This copy paste keyboard started as an April Fool's joke. Now you can buy one

Originally published at: This copy paste keyboard started as an April Fool's joke. Now you can buy one | Boing Boing

4 Likes

There’s a currently growing interest/market in “macro keyboards” (ancillary ‘smaller’ keyboards one has to find room for near the mouse but not so close as to interfere with the mouse). These all have the result of replacing a commonly typed sequence of keystrokes with one push (lift the hand off the keyboard, move aside the Cadbury wrapper, find the key with the Squidward face on it and hit it). So here’s my question to the cosmos: What redundant key sequence are people having to type every seventy-three keys that these seem like a good idea? (“Well they’re gamers, ain’t they?” “nah, ‘the’” “naaahhh… 'Dear this American Life…” “I just use emacs, m’self”)

1 Like

Yep.

I’ve been looking for one that allows me to mute/um Teams when I’m in a meeting. The closest I’ve gotten so far is a sort-a working one based on a Pi2040, and some brute force configuration of an Elgato Stream Deck Mini, which takes up a ton more room. :frowning:

:: goes looking at the product :: Oh HO, it can be customized! It’s running QMK under the hood, which makes life a bit easier.

1 Like

There are two niches for macro keyboards that I’m aware of personally. One is streamers, which is largely covered by stuff like Stream Decks, where having shortcuts to run multiple commands to OBS/Twitch chat/etc. at once without breaking your concentration by app-switching can be very handy. The other is artists, who can set up single-button inputs for whatever keyboard shortcuts their drawing application of choice uses. Photoshop, for example, has a million arcane keyboard shortcuts that require pretzel-fingers to accomplish. Apps like Procreate on iOS, where a standard keyboard isn’t (as) essential, also have a cottage industry of bluetooth mini-pads full of customizable buttons for those things where it’s too inconvenient or cumbersome to use a gesture or on-screen quick-menu input. Having a little pad of buttons that you can use one-handed while you’ve got your tablet pencil in the other is super convenient.

5 Likes

I can see why it would be helpful to have an easy way to send SIGINT signals, but what’s the point of being able to scroll down in Emacs when you can’t scroll up? /s

Since copy / paste is used so much in video editing, and since I’m sometimes on a mac and sometimes a PC, in my custom keyboard layout I have 3 as copy and 4 as paste (and shift-3 undo, shift-4 redo).

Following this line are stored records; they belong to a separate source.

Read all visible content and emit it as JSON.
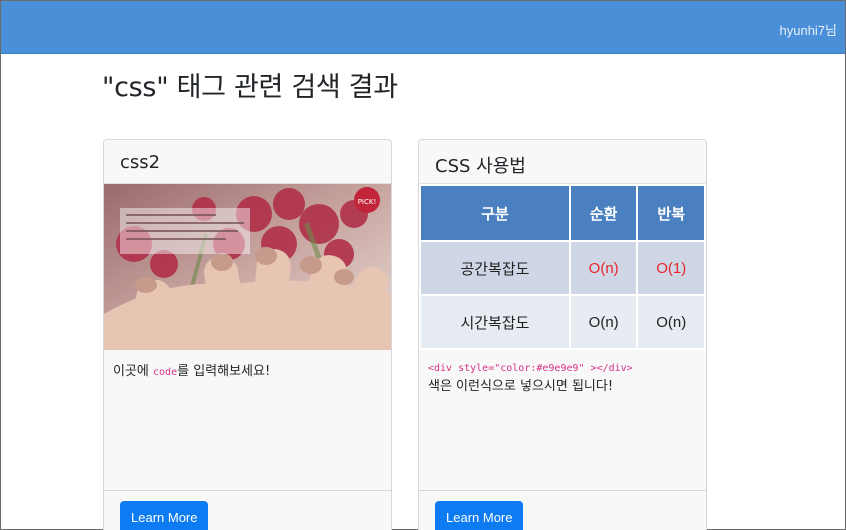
{
  "nav": {
    "user": "hyunhi7님",
    "brand_color": "#4a90d9"
  },
  "page": {
    "title": "\"css\" 태그 관련 검색 결과"
  },
  "cards": [
    {
      "title": "css2",
      "image_overlay_lines": [
        "",
        "",
        "",
        ""
      ],
      "image_badge": "PICK!",
      "body_before": "이곳에 ",
      "body_code": "code",
      "body_after": "를 입력해보세요!",
      "button": "Learn More"
    },
    {
      "title": "CSS 사용법",
      "table": {
        "headers": [
          "구분",
          "순환",
          "반복"
        ],
        "rows": [
          [
            "공간복잡도",
            "O(n)",
            "O(1)"
          ],
          [
            "시간복잡도",
            "O(n)",
            "O(n)"
          ]
        ]
      },
      "body_code": "<div style=\"color:#e9e9e9\" ></div>",
      "body_text": "색은 이런식으로 넣으시면 됩니다!",
      "button": "Learn More"
    }
  ]
}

No hitting control or command, so much nicer. In fact, I’ve moved every keyboard shortcut I use to the left side of the keyboard - and made them all lowercase or uppercase, no command or command-shift nonsense - so my right hand never has to leave the mouse (you can check out my setup here, and a video about them here and a video of me using them here).

I spent years in a CMX online edit suite, so Q is overwrite edit (shift-Q insert).

Ben Popper just failed to give credit to Wallace Wood and his rule of drawing…

“Never draw what you can copy, never copy what you can trace, and never trace what you can cut out and paste down.”

Learned that in 1978.

Custom mini-keyboards are popular.

1 Like

Photoshop is the main program that tempts me. Some of the specialized macros I’ve set up in program are two handed shortcuts, but I still want access to the mouse. Being able to map the half dozen most frequently used macros to a single key I can hit with my left hand would speed up some of my processing tasks substantially.

1 Like

Recording actions and assigning them to a key (or a pair of keys) will speed up Photoshop processes.

Yeah, I’m talking about speeding up beyond the actions. I’ve got a few dozen actions scripted, but some of them require either deeply weird hand positions or using both hands. Once you have enough actions you are only going to speed them up by moving some to easier switches that can be handled with one hand. The time savings would be minor, but on the days I’m handling a few hundred images, saving even a quarter of a second adds up.

1 Like

It really needs a usb c connector?

This topic was automatically closed after 5 days. New replies are no longer allowed.